Now you wait. Leave the macarons for an hour so that the outside layer can dry, once dried out it shouldn’t stick to your finger if you lightly touch it. If it does wait a little longer, the wait depends on the moisture in the room. This shell may seem unimportant but I can’t stress how much it will do for you. This magical protective shell helps the macarons keep their shape.
Bake for 12 minutes then place the tray on a cooling rack for at least 10 minutes preferably longer. I bake in a few batches of 2 trays.
Do NOT try to take off the tray straight away or they will break. Once cooled peel from the baking paper and place on a cooling rack to cool completely.
Once cooled, match up pairs of macarons that have similar size and shape.

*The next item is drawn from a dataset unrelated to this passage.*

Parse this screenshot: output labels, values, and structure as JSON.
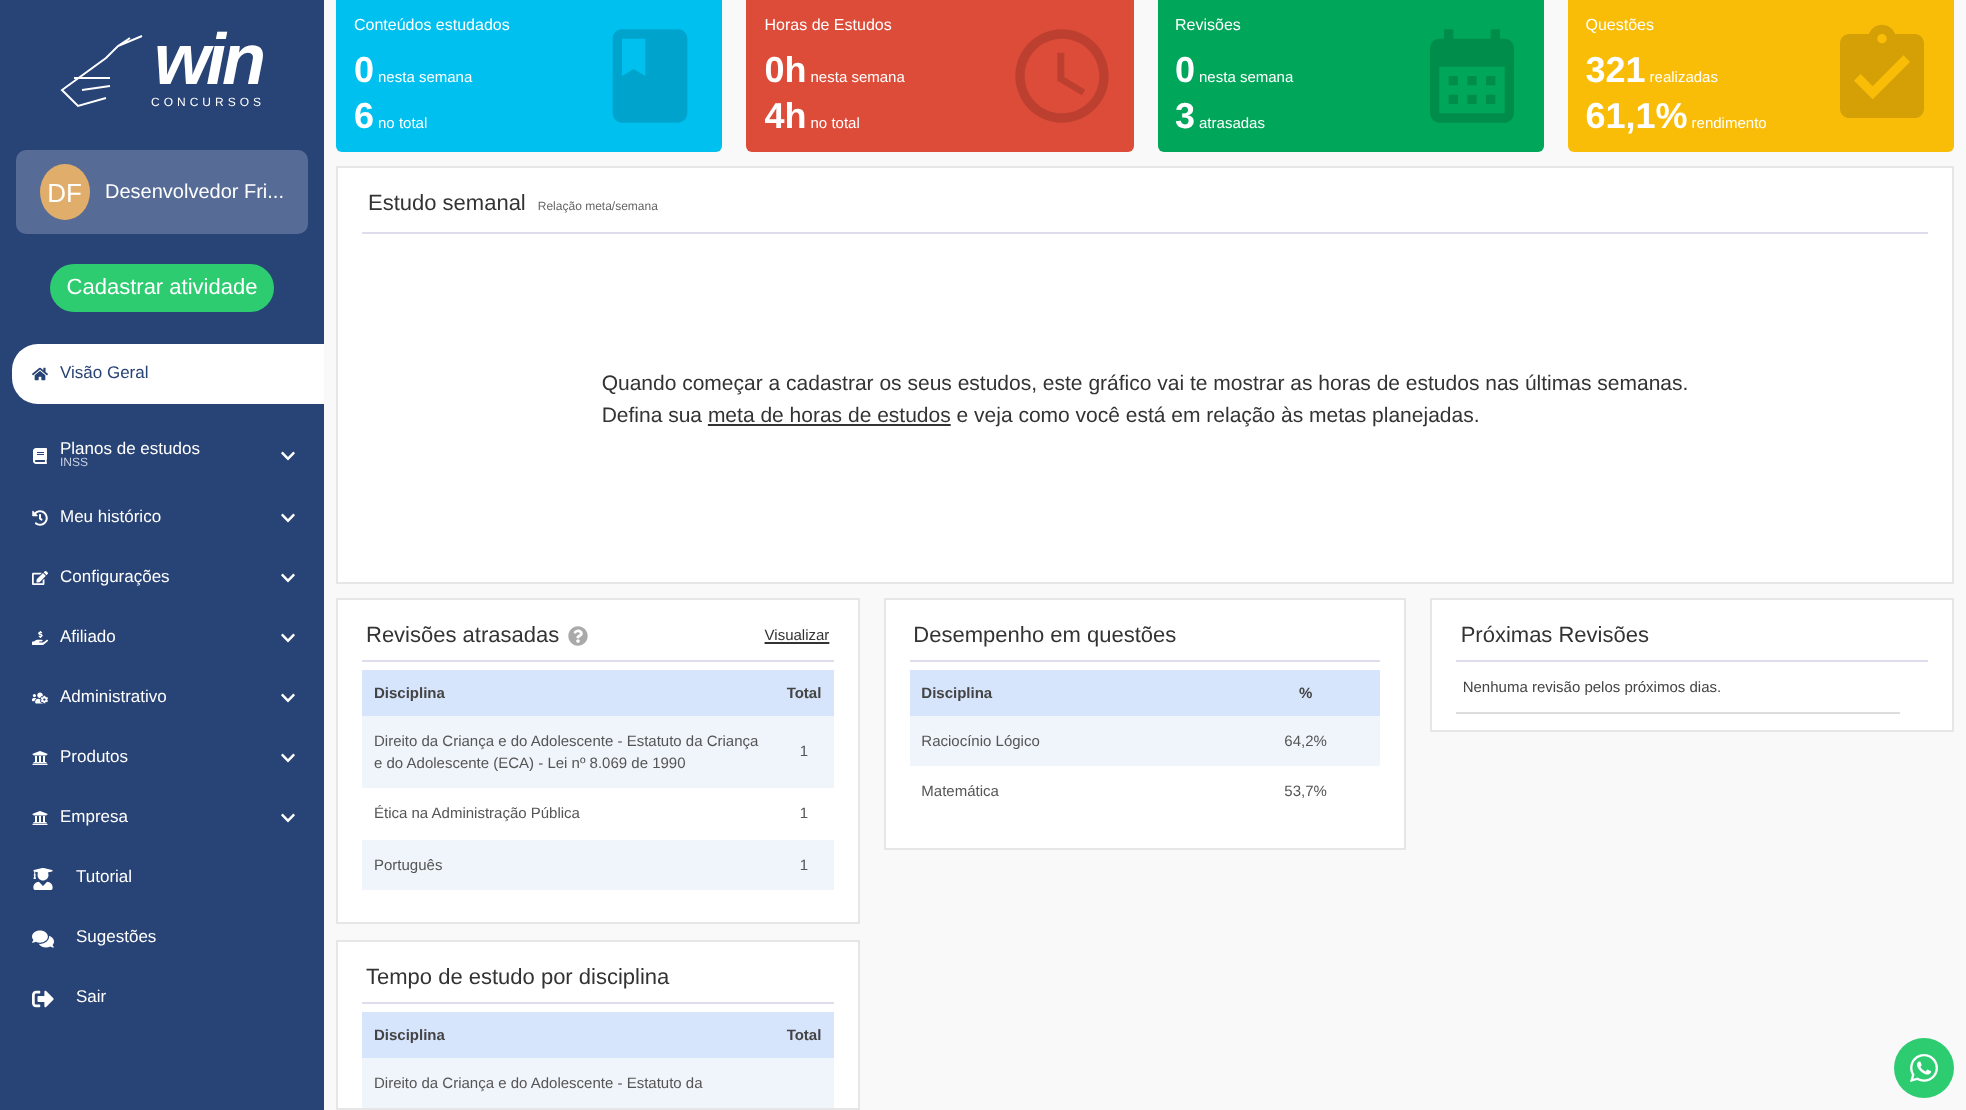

Pulse the white chocolate in a food processor until broken into tiny pieces.
Heat the cream in a microwave for 30 seconds to a minute testing that the cream feels hot enough to melt the chocolate but no hotter.
With the food processor on a low speed, slowly add the warm cream into the chocolate until the the mixture turns smooth and creamy.
Leave to cool for 10 minutes in the fridge or until the ganache is a good piping consistency.
Transfer to a piping bag and pipe a spiral on the flat side of the macaron then press together with its pair. Repeat until all macarons are filled.
Take the edible ink pen and draw a face on one side of the macaron. I like to make each a little different with their own expression.
If you don’t have an edible ink pen you can paint these with a thin paint brush using gel food colour mixed with a white spirit such as vodka.